# A kabuki drop that retracts into the rig.



## mquince (Feb 22, 2012)

I can't remember what it was called but on the 2011 kylie minogue tour they used it.
It was similar to a kabuki drop but retracted upwards into the rig in mili seconds.


----------



## derekleffew (Feb 22, 2012)

Not sure if this is the one that the Kylie tour used, but...
The VERSA Sniffer from All Access Staging.
Facebook video: The VERSA Sniffer | Facebook .
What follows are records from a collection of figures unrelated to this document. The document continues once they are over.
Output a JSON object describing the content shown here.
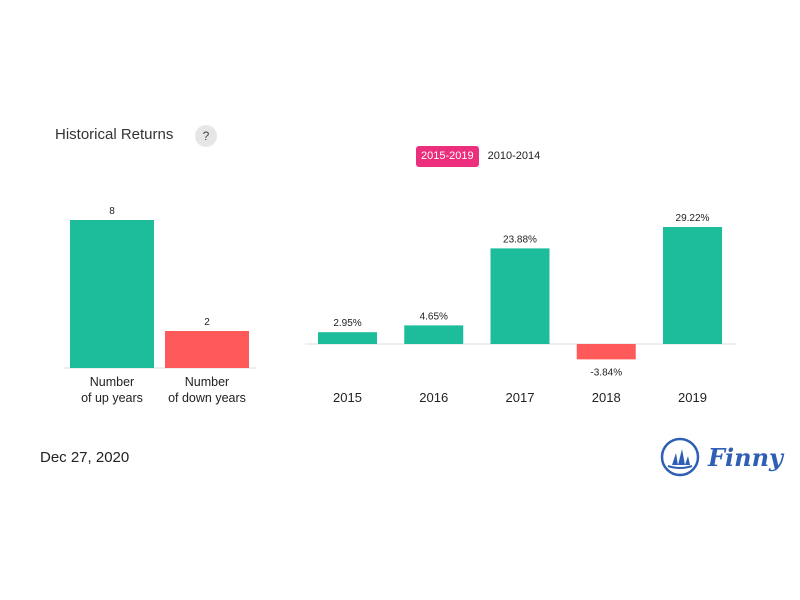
{
  "header": {
    "title": "Historical Returns",
    "help": "?"
  },
  "tabs": [
    {
      "label": "2015-2019",
      "active": true
    },
    {
      "label": "2010-2014",
      "active": false
    }
  ],
  "footer": {
    "date": "Dec 27, 2020",
    "brand": "Finny"
  },
  "colors": {
    "up": "#1dbd9b",
    "down": "#ff5a5a",
    "accent": "#ec2f7c",
    "brand": "#2f5fb5"
  },
  "chart_data": [
    {
      "type": "bar",
      "categories": [
        [
          "Number",
          "of up years"
        ],
        [
          "Number",
          "of down years"
        ]
      ],
      "values": [
        8,
        2
      ],
      "value_labels": [
        "8",
        "2"
      ],
      "ylim": [
        0,
        8
      ]
    },
    {
      "type": "bar",
      "categories": [
        "2015",
        "2016",
        "2017",
        "2018",
        "2019"
      ],
      "values": [
        2.95,
        4.65,
        23.88,
        -3.84,
        29.22
      ],
      "value_labels": [
        "2.95%",
        "4.65%",
        "23.88%",
        "-3.84%",
        "29.22%"
      ],
      "ylim": [
        -3.84,
        29.22
      ]
    }
  ]
}
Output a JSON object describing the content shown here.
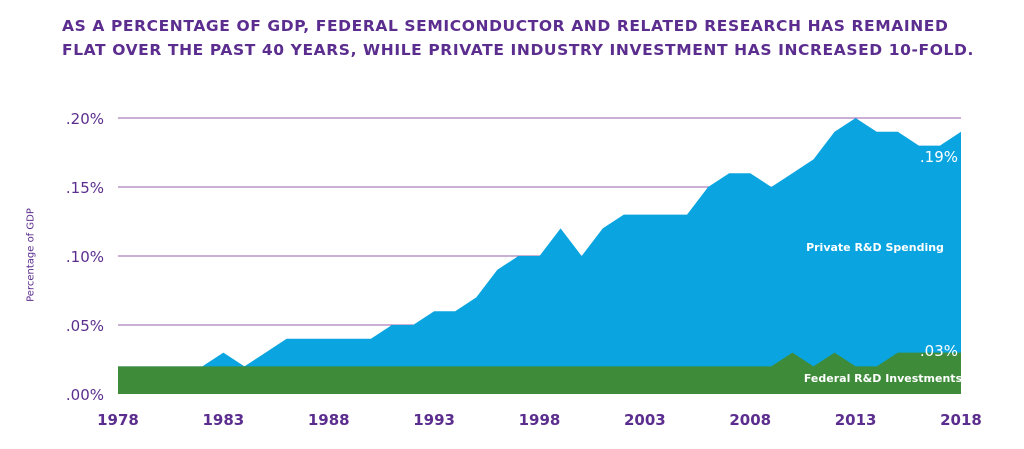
{
  "title_lines": [
    "AS A PERCENTAGE OF GDP, FEDERAL SEMICONDUCTOR AND RELATED RESEARCH HAS REMAINED",
    "FLAT OVER THE PAST 40 YEARS, WHILE PRIVATE INDUSTRY INVESTMENT HAS INCREASED 10-FOLD."
  ],
  "colors": {
    "title": "#5b2d8e",
    "private": "#0aa5e0",
    "federal": "#3e8b3a",
    "grid": "#9a5fa8",
    "axis_text": "#5b2d8e",
    "label_on_area": "#ffffff"
  },
  "chart_data": {
    "type": "area",
    "ylabel": "Percentage of GDP",
    "ylim": [
      0,
      0.2
    ],
    "y_ticks": [
      0,
      0.05,
      0.1,
      0.15,
      0.2
    ],
    "y_tick_labels": [
      ".00%",
      ".05%",
      ".10%",
      ".15%",
      ".20%"
    ],
    "xlim": [
      1978,
      2018
    ],
    "x_ticks": [
      1978,
      1983,
      1988,
      1993,
      1998,
      2003,
      2008,
      2013,
      2018
    ],
    "x_tick_labels": [
      "1978",
      "1983",
      "1988",
      "1993",
      "1998",
      "2003",
      "2008",
      "2013",
      "2018"
    ],
    "grid": true,
    "series": [
      {
        "name": "Private R&D Spending",
        "end_label": ".19%",
        "x": [
          1978,
          1982,
          1983,
          1984,
          1985,
          1986,
          1987,
          1988,
          1989,
          1990,
          1991,
          1992,
          1993,
          1994,
          1995,
          1996,
          1997,
          1998,
          1999,
          2000,
          2001,
          2002,
          2003,
          2004,
          2005,
          2006,
          2007,
          2008,
          2009,
          2010,
          2011,
          2012,
          2013,
          2014,
          2015,
          2016,
          2017,
          2018
        ],
        "values": [
          0.02,
          0.02,
          0.03,
          0.02,
          0.03,
          0.04,
          0.04,
          0.04,
          0.04,
          0.04,
          0.05,
          0.05,
          0.06,
          0.06,
          0.07,
          0.09,
          0.1,
          0.1,
          0.12,
          0.1,
          0.12,
          0.13,
          0.13,
          0.13,
          0.13,
          0.15,
          0.16,
          0.16,
          0.15,
          0.16,
          0.17,
          0.19,
          0.2,
          0.19,
          0.19,
          0.18,
          0.18,
          0.19
        ]
      },
      {
        "name": "Federal R&D Investments",
        "end_label": ".03%",
        "x": [
          1978,
          2009,
          2010,
          2011,
          2012,
          2013,
          2014,
          2015,
          2016,
          2017,
          2018
        ],
        "values": [
          0.02,
          0.02,
          0.03,
          0.02,
          0.03,
          0.02,
          0.02,
          0.03,
          0.03,
          0.03,
          0.03
        ]
      }
    ]
  }
}
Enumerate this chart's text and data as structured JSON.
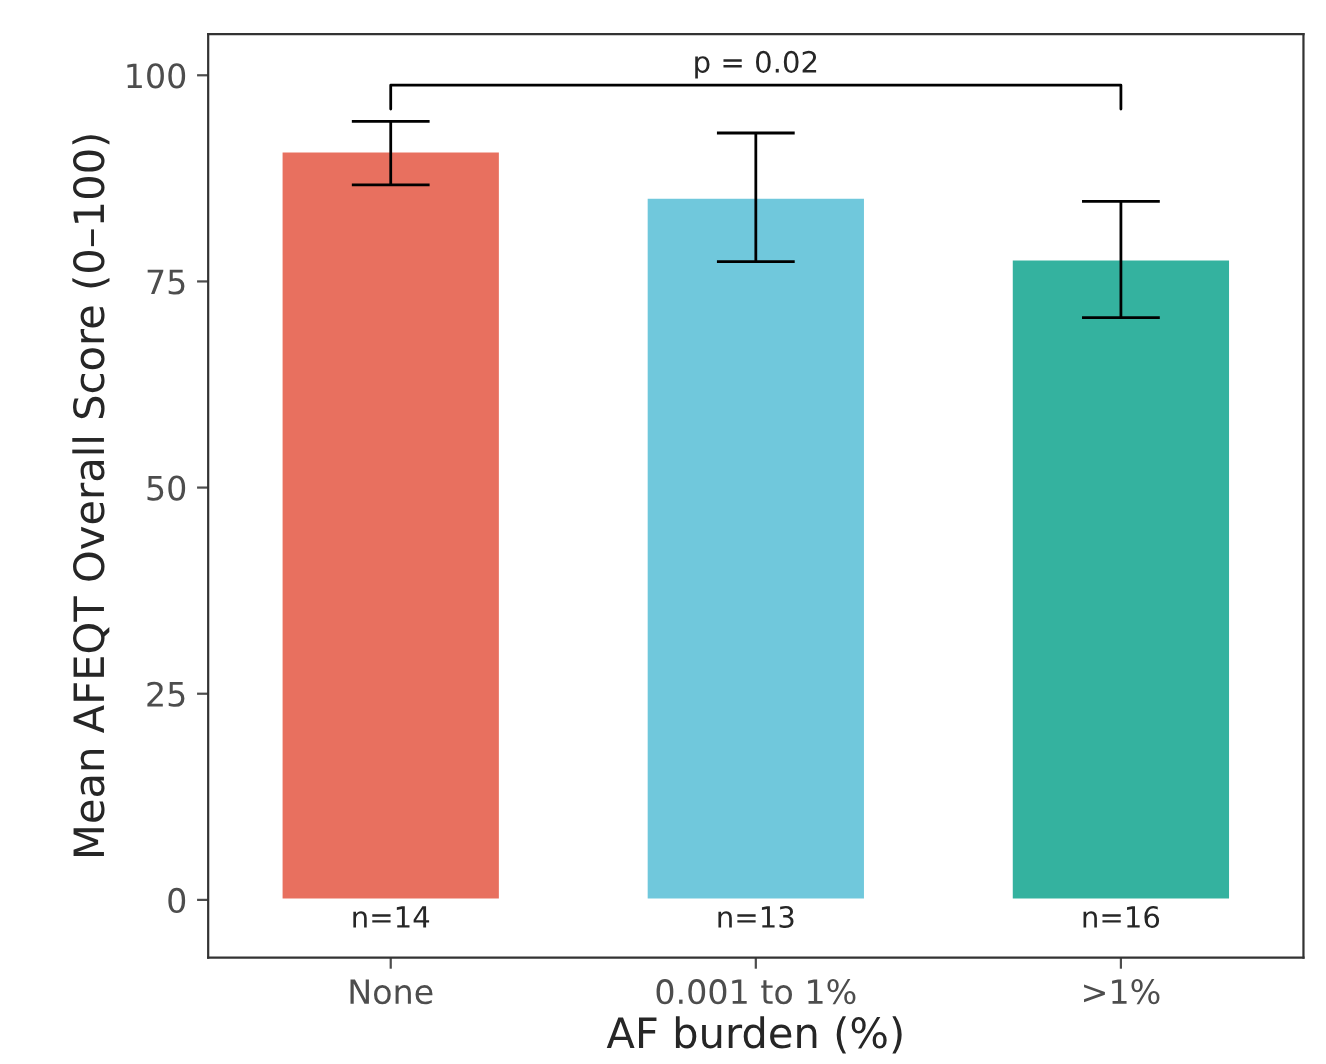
{
  "chart_data": {
    "type": "bar",
    "xlabel": "AF burden (%)",
    "ylabel": "Mean AFEQT Overall Score (0–100)",
    "categories": [
      "None",
      "0.001 to 1%",
      ">1%"
    ],
    "values": [
      90.8,
      85.2,
      77.7
    ],
    "colors": [
      "#e8705f",
      "#70c8dc",
      "#34b29f"
    ],
    "errors": [
      [
        86.7,
        94.4
      ],
      [
        77.4,
        93.0
      ],
      [
        70.6,
        84.7
      ]
    ],
    "ylim": [
      -7,
      105
    ],
    "yticks": [
      0,
      25,
      50,
      75,
      100
    ],
    "grid": false,
    "legend": false,
    "annotations": [
      {
        "text": "n=14",
        "x": "None",
        "y": 0
      },
      {
        "text": "n=13",
        "x": "0.001 to 1%",
        "y": 0
      },
      {
        "text": "n=16",
        "x": ">1%",
        "y": 0
      },
      "p = 0.02"
    ]
  }
}
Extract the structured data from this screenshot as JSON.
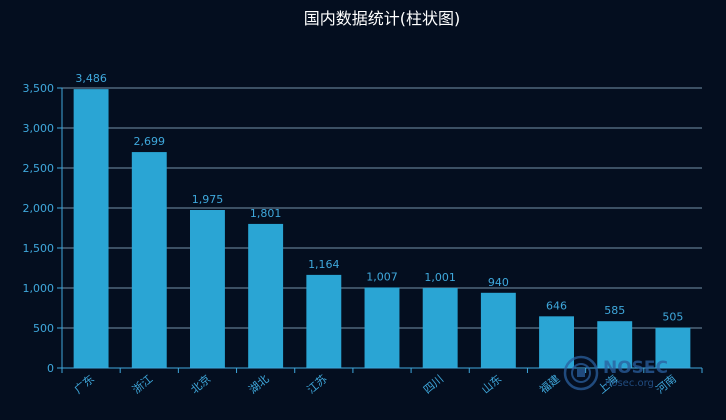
{
  "chart_data": {
    "type": "bar",
    "title": "国内数据统计(柱状图)",
    "categories": [
      "广东",
      "浙江",
      "北京",
      "湖北",
      "江苏",
      "",
      "四川",
      "山东",
      "福建",
      "上海",
      "河南"
    ],
    "values": [
      3486,
      2699,
      1975,
      1801,
      1164,
      1007,
      1001,
      940,
      646,
      585,
      505
    ],
    "data_labels": [
      "3,486",
      "2,699",
      "1,975",
      "1,801",
      "1,164",
      "1,007",
      "1,001",
      "940",
      "646",
      "585",
      "505"
    ],
    "yticks": [
      0,
      500,
      1000,
      1500,
      2000,
      2500,
      3000,
      3500
    ],
    "ytick_labels": [
      "0",
      "500",
      "1,000",
      "1,500",
      "2,000",
      "2,500",
      "3,000",
      "3,500"
    ],
    "ylim": [
      0,
      3500
    ],
    "xlabel": "",
    "ylabel": "",
    "grid": true,
    "legend": "none",
    "colors": {
      "bar": "#2aa5d4",
      "axis": "#3fa8dc",
      "grid": "#8fb4cc",
      "tick_text": "#3fa8dc",
      "title": "#ffffff",
      "background": "#040e1f"
    }
  },
  "watermark": {
    "line1": "NOSEC",
    "line2": "nosec.org"
  }
}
FTSI has built similar systems using a high-speed winch, most notably for a 1998, and still running, show here in Las Vegas.


----------



## Traitor800 (Feb 22, 2012)

That is not the one that the Kylie Tour used, theirs were built by Tait Towers. But Derek is on the right track. Its called a Sniffer or Snatch Drape. Most of them are custom built by various staging companies on an as needed basis but you may be able to find someone that's willing to rent one to you. Just an FYI those things are pretty scary, they often have little to no gear reduction. I'm pretty sure the ones on Kylie were spinning at close to 1800rpm. If you want real scary the ones used for Celine Dion's show in Vegas have a 4' diameter drum and spin close to 2000 RPM at max speed. Also that only handles the removal of the Soft goods, you'll still need a Kabuki to drop the goods.


----------